The years passed on, and at last there came a time when the voice which shouted 'Vive Bourgoyne!' in Liége was silent, the sword fallen from the hand which had waved it as a signal for the massacre, and the proud head of the conqueror brought very low. On Tuesday, January 7, 1477, two days after the fight at Nancy, in which Duke René of Lorraine had defeated the Burgundian army, a young page, Jean Baptiste Colonna, son of a noble Roman house, was guiding a party who were searching for the body of Charles the Bold to where he thought he had seen his master fall during the battle. Not far from the town, near the chapel of St. Jean de l'Atre, they found a heap of dead men lying naked among snow and ice and frozen blood in the bed of a small stream. One of the searchers, a poor washerwoman who had served in the Duke's household, saw a ring which she recognized on a finger of one of the corpses, and exclaimed: 'Ah! Mon Prince!' When they raised the head from the ice to which it was frozen the skin of one cheek peeled off. Wolves or dogs had been gnawing the other. A stroke from some battle-axe had split the head down to the chin. But when the blood had been washed from the disfigured face it was known, beyond all doubt, for that of Charles the Bold.
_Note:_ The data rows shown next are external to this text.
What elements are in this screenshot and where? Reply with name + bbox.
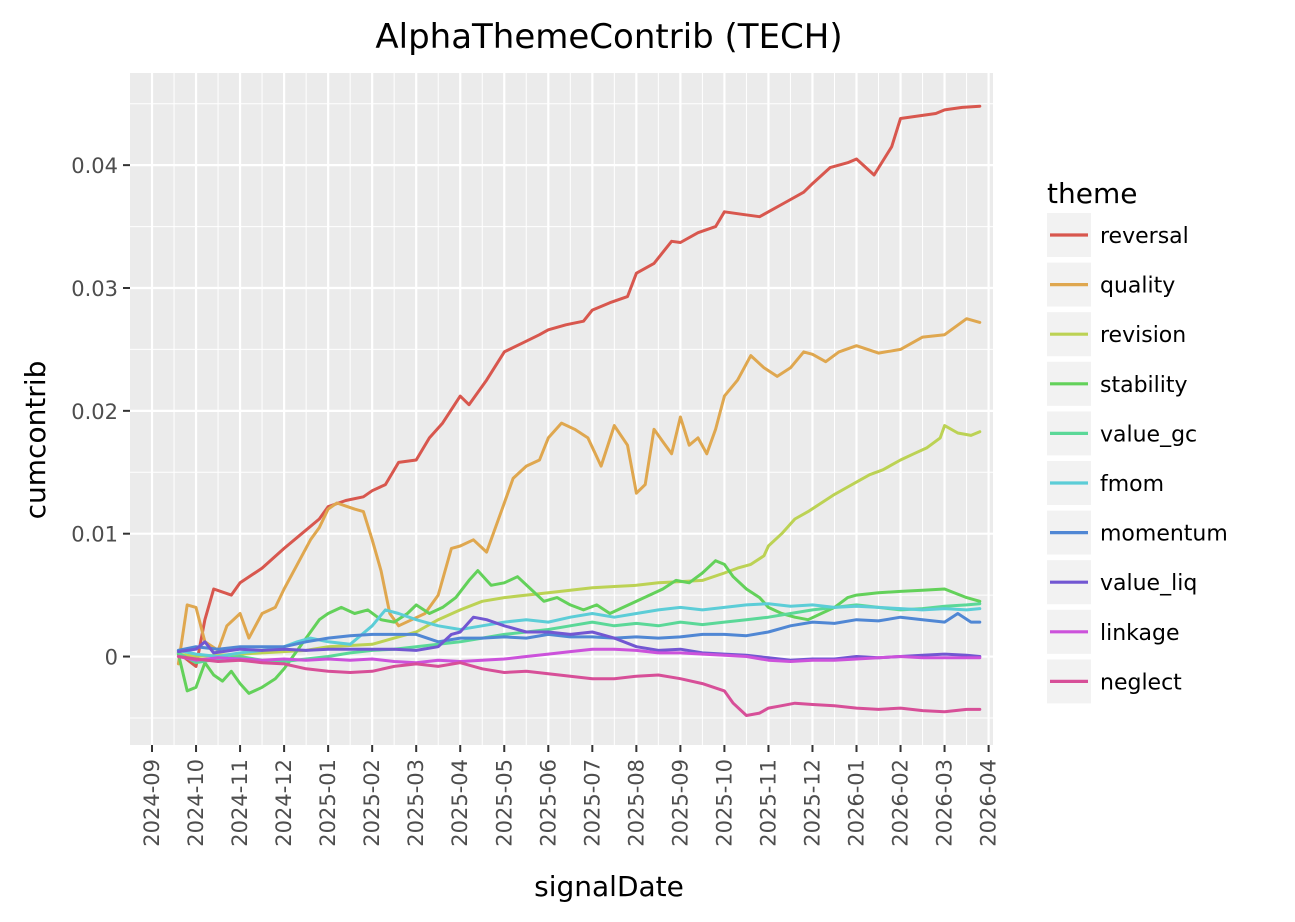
x-tick-label: 2025-04 <box>448 759 472 847</box>
x-tick-label: 2026-02 <box>889 759 913 847</box>
series-line-stability <box>176 559 982 695</box>
legend-label-quality: quality <box>1100 274 1175 299</box>
legend-label-neglect: neglect <box>1100 670 1182 695</box>
x-tick-label: 2025-10 <box>712 759 736 847</box>
legend-label-fmom: fmom <box>1100 472 1164 497</box>
x-tick-label: 2025-03 <box>404 759 428 847</box>
y-tick-label: 0 <box>105 646 118 670</box>
x-tick-label: 2025-11 <box>756 759 780 847</box>
x-axis: 2024-09 2024-10 2024-11 2024-12 2025-01 2025-… <box>140 745 1001 847</box>
series-line-momentum <box>176 612 982 652</box>
series-line-fmom <box>176 602 982 658</box>
x-tick-label: 2025-09 <box>668 759 692 847</box>
x-tick-label: 2025-06 <box>536 759 560 847</box>
x-axis-title: signalDate <box>534 870 684 903</box>
y-axis: 0 0.01 0.02 0.03 0.04 <box>71 154 130 670</box>
series-line-reversal <box>176 104 982 668</box>
x-tick-label: 2025-02 <box>360 759 384 847</box>
x-tick-label: 2026-04 <box>977 759 1001 847</box>
series-line-linkage <box>176 647 982 665</box>
plot-panel <box>130 73 993 745</box>
y-tick-label: 0.02 <box>71 400 118 424</box>
x-tick-label: 2024-09 <box>140 759 164 847</box>
x-tick-label: 2025-05 <box>492 759 516 847</box>
x-tick-label: 2026-03 <box>933 759 957 847</box>
legend: theme reversal quality revision stability va… <box>1047 177 1228 704</box>
minor-gridlines <box>130 73 993 745</box>
x-tick-label: 2024-11 <box>228 759 252 847</box>
series-lines <box>176 104 982 717</box>
x-tick-label: 2024-12 <box>272 759 296 847</box>
x-tick-label: 2026-01 <box>845 759 869 847</box>
legend-label-value_gc: value_gc <box>1100 422 1197 447</box>
legend-label-revision: revision <box>1100 323 1186 348</box>
x-tick-label: 2024-10 <box>184 759 208 847</box>
y-axis-title: cumcontrib <box>19 361 52 520</box>
x-tick-label: 2025-12 <box>801 759 825 847</box>
series-line-quality <box>176 317 982 666</box>
legend-title: theme <box>1047 177 1137 210</box>
y-tick-label: 0.01 <box>71 523 118 547</box>
x-tick-label: 2025-01 <box>316 759 340 847</box>
legend-label-momentum: momentum <box>1100 522 1228 547</box>
y-tick-label: 0.03 <box>71 277 118 301</box>
legend-label-reversal: reversal <box>1100 224 1189 249</box>
legend-label-linkage: linkage <box>1100 621 1180 646</box>
chart-title: AlphaThemeContrib (TECH) <box>375 17 842 57</box>
series-line-neglect <box>176 655 982 717</box>
x-tick-label: 2025-07 <box>580 759 604 847</box>
x-tick-label: 2025-08 <box>624 759 648 847</box>
legend-label-value_liq: value_liq <box>1100 571 1197 596</box>
y-tick-label: 0.04 <box>71 154 118 178</box>
legend-label-stability: stability <box>1100 373 1188 398</box>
They buried him before the altar of St. Sebastian in the Church of St. George at Nancy, where the body of the great warrior remained till 1550. when, in the reign of Charles V., it was carried into Flanders, and laid beside that of his daughter Marie in the choir of Notre Dame at Bruges.


CHAPTER XXII
THE WILD BOAR OF ARDENNES

Though the churches and the houses of the clergy had been left standing, in accordance with the orders given by Charles the Bold in 1468, the town of Liége was ruined. After a time, however, those who had escaped with their lives began to return, and by degrees a new Liége arose. The Principality also recovered to some extent; but its prestige was so much diminished in the eyes of Europe that an alliance with the bishops was no longer, as of old, an object of ambition to other states.

On the death of Charles the Bold Louis de Bourbon, who was still Bishop, made up his mind to devote himself in future to the government of his Principality. As uncle of the young Duchess Marie, who was the only daughter of Charles by his second wife, Isabelle de Bourbon, he had sufficient influence at the Court of Burgundy to obtain important concessions in favour of Liége. A yearly tribute of 30,000 florins, which the late Duke had exacted, was remitted, and the Liégeois were promised the restoration of their ancient charters and privileges. The Perron, to the possession of which the people attached great importance, was sent back from Bruges, and the townsmen showed their gratitude to the Bishop by voting him a substantial sum of money.

When he came to Liége, among the first to greet him was William de la Marck, head of the ancient house of Arenberg. Two of his ancestors had been Bishops of Liége, and the family was one of the greatest in the Principality. This William de la Marck had been a warrior from his youth. He was one of the handsomest men of his time, but to make himself an object of fear to his enemies he wore a long shaggy beard, and imitated the ferocious manners of the brigands who had from time immemorial haunted the most inaccessible part of the Ardennes. On his coat of arms there was the head of a wild boar, and, either for that reason or because of his fierce character, he was nicknamed the Wild Boar of Ardennes.